Mel Gray

The Power of Knowledge

Mel Gray's research into evidence-based practice in the human services is concerned with getting new findings in the field to where they are needed most.

 
Mel Gray was a late starter to academia, postponing her career until her children were older, but the industrious Human Services researcher and educator has been busy making up for lost time since.

"I love scholarship, I love studying and I love research," says the internationally renowned Professor of Social Work, who completed her PhD in 1994, received her first professorial appointment five years later and has served as Head of School at two universities in between amassing a prolific catalogue of books, journal articles and conference papers.

Gray wrote almost half of the articles that contributed to the University of Newcastle receiving an Excellence in Research Australia (ERA) ranking of four in Social Work in 2011*, the highest score achieved nationally, and never ceases to amaze colleagues with her rate of publications in top-level journals.
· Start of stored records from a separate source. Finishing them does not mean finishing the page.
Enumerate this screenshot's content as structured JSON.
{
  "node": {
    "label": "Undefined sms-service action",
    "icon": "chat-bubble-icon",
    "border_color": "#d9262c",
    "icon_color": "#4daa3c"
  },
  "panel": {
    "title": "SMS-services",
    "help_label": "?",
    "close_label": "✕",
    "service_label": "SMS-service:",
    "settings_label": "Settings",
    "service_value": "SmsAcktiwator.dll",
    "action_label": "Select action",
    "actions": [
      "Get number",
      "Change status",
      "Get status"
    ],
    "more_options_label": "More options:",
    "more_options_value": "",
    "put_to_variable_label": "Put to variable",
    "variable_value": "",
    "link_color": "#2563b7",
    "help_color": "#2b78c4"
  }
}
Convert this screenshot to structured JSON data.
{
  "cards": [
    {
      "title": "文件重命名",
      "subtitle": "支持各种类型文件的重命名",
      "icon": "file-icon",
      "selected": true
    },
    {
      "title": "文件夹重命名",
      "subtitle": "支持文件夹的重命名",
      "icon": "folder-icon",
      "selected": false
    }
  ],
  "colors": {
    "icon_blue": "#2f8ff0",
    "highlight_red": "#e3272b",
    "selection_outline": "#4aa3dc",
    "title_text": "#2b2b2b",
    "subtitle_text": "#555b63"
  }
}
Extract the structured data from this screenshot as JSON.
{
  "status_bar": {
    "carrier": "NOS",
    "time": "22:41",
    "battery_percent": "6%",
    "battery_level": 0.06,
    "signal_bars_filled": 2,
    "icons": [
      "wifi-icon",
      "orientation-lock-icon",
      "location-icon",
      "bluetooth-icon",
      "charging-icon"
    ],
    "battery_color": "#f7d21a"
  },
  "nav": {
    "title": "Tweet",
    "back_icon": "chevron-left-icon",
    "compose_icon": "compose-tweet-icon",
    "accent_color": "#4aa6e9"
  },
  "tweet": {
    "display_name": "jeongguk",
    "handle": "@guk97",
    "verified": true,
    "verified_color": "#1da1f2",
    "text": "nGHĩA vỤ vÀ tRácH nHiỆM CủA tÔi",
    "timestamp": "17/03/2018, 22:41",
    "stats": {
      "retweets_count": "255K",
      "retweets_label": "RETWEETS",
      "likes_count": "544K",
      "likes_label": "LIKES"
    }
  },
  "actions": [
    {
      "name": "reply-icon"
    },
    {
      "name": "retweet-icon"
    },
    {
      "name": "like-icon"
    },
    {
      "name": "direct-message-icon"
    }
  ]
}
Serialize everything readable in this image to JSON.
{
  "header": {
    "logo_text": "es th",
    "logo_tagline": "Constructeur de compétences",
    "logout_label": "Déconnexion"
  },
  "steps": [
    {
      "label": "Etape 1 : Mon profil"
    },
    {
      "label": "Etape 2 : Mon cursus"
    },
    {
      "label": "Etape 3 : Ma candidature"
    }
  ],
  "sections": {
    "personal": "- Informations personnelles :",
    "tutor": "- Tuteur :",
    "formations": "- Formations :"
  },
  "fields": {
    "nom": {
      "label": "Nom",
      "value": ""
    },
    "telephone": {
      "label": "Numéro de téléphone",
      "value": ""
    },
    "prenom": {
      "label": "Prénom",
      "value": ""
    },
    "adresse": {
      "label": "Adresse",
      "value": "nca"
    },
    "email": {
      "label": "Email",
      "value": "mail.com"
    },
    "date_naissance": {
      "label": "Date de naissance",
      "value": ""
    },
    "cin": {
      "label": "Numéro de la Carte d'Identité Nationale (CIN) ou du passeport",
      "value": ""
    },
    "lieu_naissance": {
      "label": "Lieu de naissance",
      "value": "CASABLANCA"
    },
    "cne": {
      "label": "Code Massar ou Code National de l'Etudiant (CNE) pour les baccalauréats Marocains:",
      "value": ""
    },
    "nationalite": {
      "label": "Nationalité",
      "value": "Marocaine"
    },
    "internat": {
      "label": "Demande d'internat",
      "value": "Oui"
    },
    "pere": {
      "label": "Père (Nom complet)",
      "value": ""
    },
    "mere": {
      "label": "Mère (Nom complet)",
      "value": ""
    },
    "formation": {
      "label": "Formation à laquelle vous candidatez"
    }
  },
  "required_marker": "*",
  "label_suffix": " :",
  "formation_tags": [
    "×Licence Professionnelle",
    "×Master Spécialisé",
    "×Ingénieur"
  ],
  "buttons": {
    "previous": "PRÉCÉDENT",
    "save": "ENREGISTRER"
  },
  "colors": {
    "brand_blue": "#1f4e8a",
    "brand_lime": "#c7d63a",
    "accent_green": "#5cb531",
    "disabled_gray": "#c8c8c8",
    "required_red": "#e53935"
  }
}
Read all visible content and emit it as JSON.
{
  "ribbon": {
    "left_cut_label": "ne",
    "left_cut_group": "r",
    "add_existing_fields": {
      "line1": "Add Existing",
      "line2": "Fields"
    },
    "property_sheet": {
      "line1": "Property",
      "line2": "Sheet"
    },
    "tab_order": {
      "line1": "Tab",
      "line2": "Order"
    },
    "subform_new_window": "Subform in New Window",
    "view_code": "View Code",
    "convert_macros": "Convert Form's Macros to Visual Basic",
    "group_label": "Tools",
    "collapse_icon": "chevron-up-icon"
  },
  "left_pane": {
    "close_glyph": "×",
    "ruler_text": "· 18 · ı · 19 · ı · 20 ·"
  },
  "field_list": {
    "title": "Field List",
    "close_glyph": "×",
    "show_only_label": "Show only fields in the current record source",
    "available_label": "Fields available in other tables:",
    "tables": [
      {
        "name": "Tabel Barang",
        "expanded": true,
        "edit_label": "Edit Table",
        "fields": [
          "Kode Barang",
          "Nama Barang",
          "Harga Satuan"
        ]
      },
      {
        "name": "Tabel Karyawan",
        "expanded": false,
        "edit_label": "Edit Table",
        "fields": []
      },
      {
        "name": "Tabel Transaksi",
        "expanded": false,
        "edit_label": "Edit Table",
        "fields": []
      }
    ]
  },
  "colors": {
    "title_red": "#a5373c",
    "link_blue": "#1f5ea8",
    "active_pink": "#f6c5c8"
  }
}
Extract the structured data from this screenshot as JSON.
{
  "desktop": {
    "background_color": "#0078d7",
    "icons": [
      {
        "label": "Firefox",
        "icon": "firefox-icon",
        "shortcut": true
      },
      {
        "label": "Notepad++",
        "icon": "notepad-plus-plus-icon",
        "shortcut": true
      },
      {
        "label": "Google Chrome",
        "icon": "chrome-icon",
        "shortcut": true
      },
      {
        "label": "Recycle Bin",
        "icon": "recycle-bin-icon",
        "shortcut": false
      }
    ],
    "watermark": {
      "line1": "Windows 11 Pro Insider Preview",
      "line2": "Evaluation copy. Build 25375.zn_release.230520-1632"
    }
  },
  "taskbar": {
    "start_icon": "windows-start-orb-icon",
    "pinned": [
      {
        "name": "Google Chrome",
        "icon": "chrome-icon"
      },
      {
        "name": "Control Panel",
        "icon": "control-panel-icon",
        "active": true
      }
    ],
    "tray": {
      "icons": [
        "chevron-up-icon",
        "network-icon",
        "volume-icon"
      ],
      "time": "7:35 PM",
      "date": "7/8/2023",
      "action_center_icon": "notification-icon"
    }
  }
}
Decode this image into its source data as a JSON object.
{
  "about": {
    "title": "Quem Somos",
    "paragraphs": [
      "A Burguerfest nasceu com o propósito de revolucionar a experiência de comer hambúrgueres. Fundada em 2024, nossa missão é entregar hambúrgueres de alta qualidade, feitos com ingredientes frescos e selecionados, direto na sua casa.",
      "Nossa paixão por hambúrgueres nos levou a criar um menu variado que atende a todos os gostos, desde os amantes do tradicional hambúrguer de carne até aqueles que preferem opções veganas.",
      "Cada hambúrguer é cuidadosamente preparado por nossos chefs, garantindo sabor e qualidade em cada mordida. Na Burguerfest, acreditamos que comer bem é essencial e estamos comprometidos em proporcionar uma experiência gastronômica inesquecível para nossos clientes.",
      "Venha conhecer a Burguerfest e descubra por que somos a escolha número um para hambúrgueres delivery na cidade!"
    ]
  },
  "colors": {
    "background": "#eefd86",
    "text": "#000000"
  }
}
At the time of this interview, Gray is in the midst of editing five books, writing chapters for four others, composing several journal articles and a conference presentation and working on four major research projects.  On top of that workload, she is an enthusiastic amateur photographer who thinks nothing of rising before dawn to capture a brilliant sunrise.

Gray, a graduate of the University of Natal (now KwaZulu-Natal) in South Africa, was appointed to the University of Newcastle in 1999. After a five-year stint as Head of School, she took sabbatical in 2006 and dived headlong into research, which she describes as her academic passion.

"Research and writing are the things I really en joy," she says. "I feel privileged to be able to do this work, so having been given the opportunity, I am determined to make the most of it."

Gray has a leading role in two Social Work research projects with combined Australian Research Council funding of $380,000 looking into how knowledge in the field is produced and how effectively the latest research is implemented in practice. She is undertaking the work with Professor Stephen Webb and Associate Professor Debbie Plath, colleagues from the Faculty of Education and Arts' Research Institute for Social Inclusion and Wellbeing (RISIW).

The trio have written extensively on evidence-based practice, a mode of practice pioneered in the field of medicine that involves practitioners considering the best available research - as well as their expertise - in the course of clinical decision-making. It has provoked something of an 'art versus science' debate in the social work profession, with detractors arguing that it is too regulated for the human services.

"We wanted our research to address the question of whether there was resistance to it in the profession and look at the extent to which social workers were reading research and using it in practice," Gray explains. 

The research team conducted the largest survey of social workers ever undertaken on the subject in Australia in order to establish reliable baseline information on the factors that influence the use of research evidence by human service professionals. The information will be used in tandem with the findings from Gray's related ARC-funded study, which is investigating where knowledge in the field is produced and how successfully researchers in universities collaborate with experts in the field.

"What underpins both projects is the issue of how we get research to the users," Gray says. "What our work is telling us is that to do that effectively we have to create a culture, an occupational environment, that values research and provides individual practitioners with the support and time to integrate that research into practice."

Gray expects the studies to lead to follow-up research on how to better engage practitioners in the knowledge production process and ensure that the latest research is being widely read and applied by those in the profession.

 

* Under the 2012 Excellence in Research for Australia (ERA) assessment the University of Newcastle was the only university to achieve a '5' rating, 'well above world standard' for social work.